Am 15. Mai 2014 jährt sich der von den Vereinten Nationen ausgerufene „Tag der Familie“ zum 20. Mal. Die BAT-Stiftung für Zukunftsfragen hat dies zum Anlass genommen, 2.000 Bundesbürger ab 14 Jahren repräsentativ in persönlichen Interviews (face-to-face) zum Thema „Familie“ zu befragen. Ein Kernergebnis lautet hierbei: Die Bedeutung der Familie bleibt ungebrochen hoch – für 88 Prozent der Deutschen ist und bleibt die Familie das Wichtigste im Leben.
Trotz dieses sehr hohen Stellenwertes bleibt die Geburtenquote hierzulande gering. Mit einem Schnitt von 1,36 (100 Frauen bekommen 136 Kinder) bleibt Deutschland deutlich unter dem EU-Durchschnitt von 1,57. Weshalb aber entscheiden sich so wenige dafür, eine eigene Familie zu gründen?

Die Kernergebnisse

Die Bundesbürger nennen drei wesentliche Gründe, die gegen eine Familiengründung sprechen:

  1. Der Wunsch, lieber frei und unabhängig zu bleiben (62 %).
  2. Fast ebenso häufig werden finanzielle Gründe angeführt (61 %).

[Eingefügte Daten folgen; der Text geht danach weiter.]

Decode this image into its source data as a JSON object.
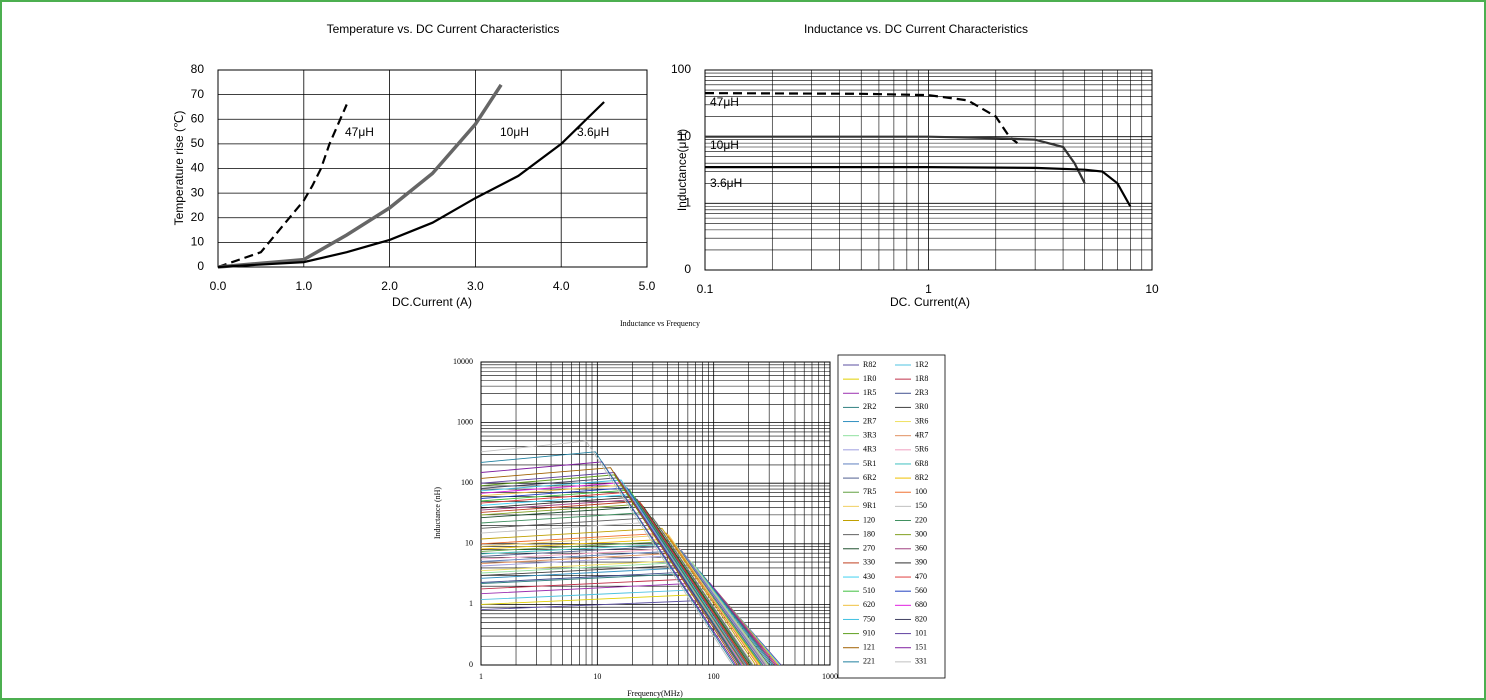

Viele Paare können sich keine Kinder leisten bzw. wollen ihren eigenen Lebensstandard nicht verändern.
  3. Der Wunsch, die berufliche Karriere nicht zu vernachlässigen (59 %), sowie die Sorge, Familie und Beruf nicht vereinbaren zu können (54 %), werden ebenfalls von einer Mehrheit der Bevölkerung angeführt.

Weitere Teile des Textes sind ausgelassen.